La saga juridique entre Meta, l'Irlande et l'Union européenne a trouvé une conclusion, du moins pour le moment. Meta a subi mercredi une défaite majeure qui pourrait gravement compromettre ses activités publicitaires sur Facebook et Instagram après que les régulateurs de l'UE ont estimé qu'il avait illégalement forcé les utilisateurs à accepter effectivement des publicités personnalisées. L'affaire s'articule autour de la manière dont Meta reçoit l'autorisation légale des utilisateurs pour collecter leurs données à des fins de publicité personnalisée. Meta a volontairement fait mention des clauses relatives à la collecte de données dans un endroit peu fréquenté.
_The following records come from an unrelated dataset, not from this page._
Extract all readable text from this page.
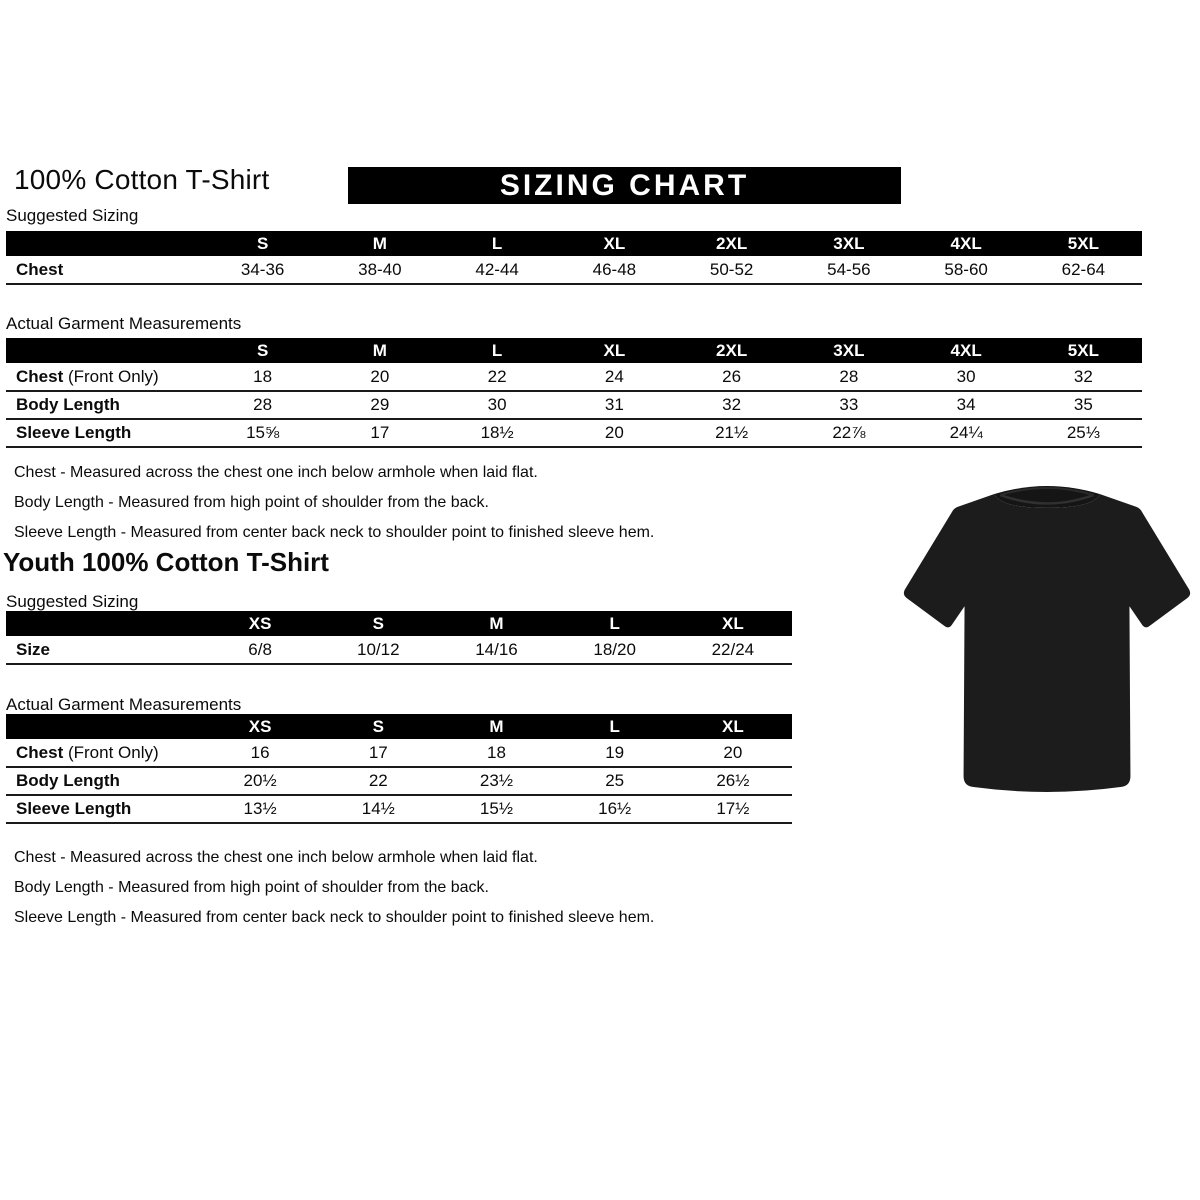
100% Cotton T-Shirt	SIZING CHART
Suggested Sizing
	S	M	L	XL	2XL	3XL	4XL	5XL
Chest	34-36	38-40	42-44	46-48	50-52	54-56	58-60	62-64
Actual Garment Measurements
	S	M	L	XL	2XL	3XL	4XL	5XL
Chest (Front Only)	18	20	22	24	26	28	30	32
Body Length	28	29	30	31	32	33	34	35
Sleeve Length	15⅝	17	18½	20	21½	22⅞	24¼	25⅓
Chest - Measured across the chest one inch below armhole when laid flat.
Body Length - Measured from high point of shoulder from the back.
Sleeve Length - Measured from center back neck to shoulder point to finished sleeve hem.
Youth 100% Cotton T-Shirt
Suggested Sizing
	XS	S	M	L	XL
Size	6/8	10/12	14/16	18/20	22/24
Actual Garment Measurements
	XS	S	M	L	XL
Chest (Front Only)	16	17	18	19	20
Body Length	20½	22	23½	25	26½
Sleeve Length	13½	14½	15½	16½	17½
Chest - Measured across the chest one inch below armhole when laid flat.
Body Length - Measured from high point of shoulder from the back.
Sleeve Length - Measured from center back neck to shoulder point to finished sleeve hem.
Les conditions d'utilisation de Meta comprennent un langage qui signifie effectivement que les utilisateurs doivent soit autoriser l'utilisation de leurs données pour des publicités personnalisées, soit cesser complètement d'utiliser les services de médias sociaux de Meta. Il s'agit en effet de la très longue déclaration que les utilisateurs doivent accepter pour avoir accès à des services comme Facebook, Instagram et WhatsApp. Seulement, ces textes sont bien souvent beaucoup trop longs, jargonneux et rébarbatifs. Plusieurs études ont prouvé au fil des ans que la plupart des internautes acceptent ces conditions sans y jeter un œil en raison de leurs aspects.
La DPC, qui est le principal régulateur de Meta dans l'UE puisque le siège européen de la société se trouve à Dublin, a déclaré que les autorités de l'UE avaient déterminé que le fait de placer le consentement légal dans les conditions de service obligeait essentiellement les utilisateurs à accepter des publicités personnalisées, violant ainsi le RGPD. La décision comprend une amende de 390 millions d'euros, dont de 210 millions d'euros pour des violations des règles strictes de l'UE en matière de confidentialité des données concernant Facebook et une amende supplémentaire de 180 millions d'euros pour des violations concernant Instagram.
La décision oblige également Meta à apporter des changements coûteux à son activité basée sur la publicité dans l'UE, l'un de ses plus grands marchés (27 pays et environ 450 millions d'habitants). La société dispose de trois mois pour indiquer comment elle se conformera à cette décision. La décision ne précise pas ce que la société doit faire concrètement, mais elle pourrait obliger Meta à permettre aux utilisateurs de choisir s'ils veulent que leurs données privées soient utilisées pour de telles publicités ciblées. Au regard du comportement des utilisateurs de l'iPhone après l'introduction de l'iOS 14, Meta pourrait avoir de gros ennuis.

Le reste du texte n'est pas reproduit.